Location - Hidden Valley (near Townsville), North Queensland, Australia
Distance - Depends on route plan
Duration - Depends on route plan
Grade - 4-5 depending on route plan
In the Hidden Valley, Queensland vicinity, Puzzle Creek and Deception Creek flow into Running River combining with Star River which contributes sizable proportions of flow in the Burdekin River. Not far away from this area is Paluma Range National Park and the Mount Zero-Taravale Nature Reserve which also has its own very similar gorges and waterfalls.
See also Mount Zero-Taravale.
Running River Gorge and Falls
This area is home to an impressive gorge and Running River Falls. It also happens to be a great place for rock climbing. There are a few bolted climbs between the mouth of Puzzle Creek and Running River. It's a playground for adventurers, with large swimming holes, white water paddling/kayaking, deep water soloing, bouldering, and many cliffs for the rock climbers. It's also very easy to access and not many people know about it, so you are guaranteed to have it all to yourself.
This area is best accessed via the Hidden Valley Station. However, you can also access it via Zig Zag Station and Mount Zero-Taravale properties in the area - permission is required. Zig Zag Station also offers camping and have a few mini-gorges along the river on their property.
The Townsville Bushwalking Club often hike in this area so it's best to contact them for information on their next walk in the vicinity.
Set up a rope swing, space net, highline, waterline, or flying fox/zipline! I've also been told that people have rafted and kayaked down the river in full flow - now that would be scary!
If you're into wildlife, park near the bridge and have a go at platypus spotting - see map below. There also seems to be remains of a campfire here.
Puzzle Creek is a lovely small tributary to Running River and flows in at "The Junction". Consisting of small rocky gorges and cascades as well as sandy beaches perfect for camping.
It is best walked in a downstream direction because the vegetation points downhill and this way you won't skewer yourself as easily. I would also recommend planning this hike with a car shuttle. It is a winter activity as these inland bushland areas can become very hot in summer.

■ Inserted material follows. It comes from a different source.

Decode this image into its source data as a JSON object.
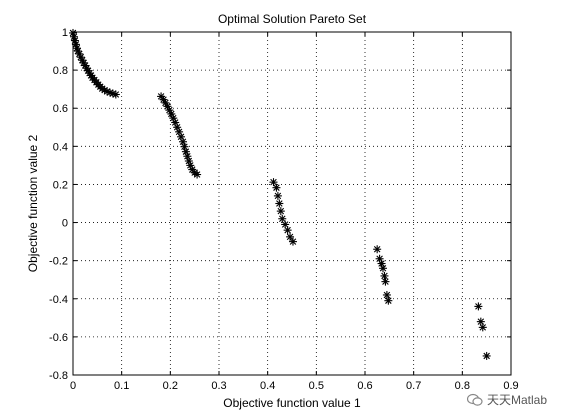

The journey starts well upstream of Puzzle Creek and you will then start walking downstream along rocky banks of the creek, a bit of rock hopping, across some sandy beaches, and you'll also have to climb up beside some waterfalls. The main waterfall is quite spectacular when it is in full flow, but is still an impressive site in its state of suspended animation. Just downstream from here Thunderbolt Creek joins Puzzle Creek, then we have our final push long after a couple of right-angled turns to St Peter's Gate. This spectacular rock formation and waterfall with plunge pool is the jewel in the crown of Puzzle Creek. It is no more than a 20 minute walk from here to the confluence with Running River. Climb over the bread knife-edge and jump across Running River. Take the track up to the Survivor Camp.
There are some fixed hangers (anchors) for an old ropes course/abseil about halfway down the creek apparently installed for an adventure race back in the 1980's or so. You could potentially set up a highline for some cliff to cliff action.
It doesn't feel as remote as it deserves to be because of the power lines that cross overhead and the Duke of Edinburgh's Award and Cathedral School camp out here so you may find a little bit of rubbish (please pick it up) and fire pits.
Thunderbolt Creek runs into Puzzle Creek and has some small gorge-like features. Thunderbolt Creek is home to Communist Cave and another magnificent overhang that contains aboriginal artworks and stone tools – both are on private property and prior permission is needed.
Communist Cave (on private property) was used back in the 1930/1940's to house The Communist Party's illegal printing press. It was used to print communist propaganda that was distributed around Townsville and to the tin miners. The original hammer and sickle and other artefacts have since been thieved. The cave itself is not a cave system as such, but a cavity under a granite outcrop. Very low to the ground, you'll need to crawl in the cavity on the western side of the 'boulder'.
Goanna Mine (on private property) was a tin mine (now abandoned) on a hill between South of Thunderbolt Creek. The old house and several cars and trucks remains are down below near the creek. Wolfram, bismuth and molybdenum were also mined at the Horseshoe Mine and Pink Lilly at Horseshoe Bend, Running River.
This area is also home to Cypress Mine, Millers Number 2 Mine, Whats It Mine, Running River Mine, Red Queen Mine, Yellow Queen Mine, Macarthur Mine, Just Lucky Mine, All Blue Mine, Kookaburra Mine, Mugs Luck Mine, Good Luck Mine / Goodluck Mine, Rose Mine, Ella Prospect, Ella Mine, Surprise Mine, Trump Mine, Joker Mine, Boomerang Mine which are abandoned tin mines, prospects, and deposits with a few being tungsten mines and one a molybdenum mine.
Deception Creek Gorge
Also in this area is Deception Gorge but it's probably not worth a long hike just to see it.
A good, long circuit could be up Puzzle Creek, then Thunderbolt Creek to Communist Cave, then over to Goanna Mine, then down Deception Creek to Running River and back to the car. Though permission from several properties is required prior to walking.